Goosebumps sure are resourceful — growing hair when we don’t have a sweater handy! But why do we get these things in the first place?

We get goosebumps when our bodies perceive a threat

When we get them because we’re cold, goosebumps trigger muscle movements that warm us up, per Scientific American. In situations where we’re feeling a strong emotion, whether it’s fear or musical inspiration, goosebumps are a gift to us from our sympathetic nervous system, which is also called the fight-or-flight response. It’s your body’s way of saying, “Whoa, look out!” when it perceives a threat.
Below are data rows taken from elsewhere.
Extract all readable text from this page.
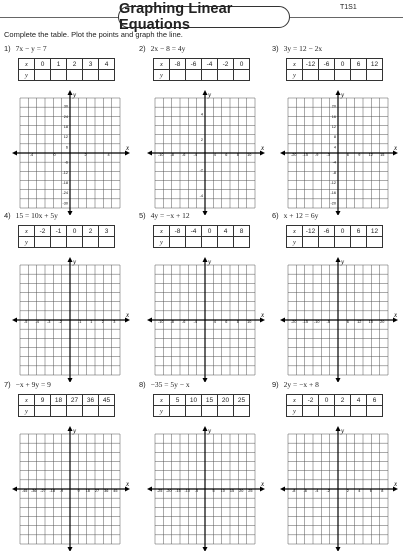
Graphing Linear Equations
T1S1
Complete the table. Plot the points and graph the line.
1) 7x − y = 7
x	0	1	2	3	4
y					
x
y
-4	0	2	4
30
24
18
12
6
-6
-12
-18
-24
-30
2) 2x − 8 = 4y
x	-8	-6	-4	-2	0
y					
x
y
-10 -8 -6 -4	4 6 8 10
4
2
-2
-4
3) 3y = 12 − 2x
x	-12	-6	0	6	12
y					
x
y
-20 -15 -9 -3	6 9 12 15
20
16
12
8
4
-4
-8
-12
-16
-20
4) 15 = 10x + 5y
x	-2	-1	0	2	3
y					
x
y
-5 -4 -3 -2	-1 1 2 3
5) 4y = −x + 12
x	-8	-4	0	4	8
y					
x
y
-10 -8 -6 -4	4 6 8 10
6) x + 12 = 6y
x	-12	-6	0	6	12
y					
x
y
-20 -15 -10 -5	6 12 15 20
7) −x + 9y = 9
x	9	18	27	36	45
y					
x
y
-45 -36 -27 -18 -9	9 18 27 36 45
8) −35 = 5y − x
x	5	10	15	20	25
y					
x
y
-25 -20 -15 -10 -5	5 10 15 20 25
9) 2y = −x + 8
x	-2	0	2	4	6
y					
x
y
-8 -6 -4 -2	2 4 6 8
And having any sudden, strong emotion — even a good one — is at first interpreted as an attack, according to Mitchell Colver, a researcher at Utah State University. “Literally, in the few split seconds between our emotional brain’s interpretation and our cognitive brain’s interpretation, something really funny happens: The emotional brain fires (BLAM!) all of our typical threat-response behaviors,” Culver told Discover.

You’ll likely notice that as quickly as they appeared, the goosebumps will disappear once you’ve warmed up, or your brain has processed the emotions that your sympathetic nervous system first perceived as a threat (per Healthline). Other common fight-or-flight responses, like sweaty palms or a racing heart, also dissipate when your body gets the “all clear” from your brain. It’s all part of a system of different parts of the body looking out for each other, and fortunately we have our cognitive brain to tell the sympathetic nervous system to slow its roll when there’s truly nothing to worry about.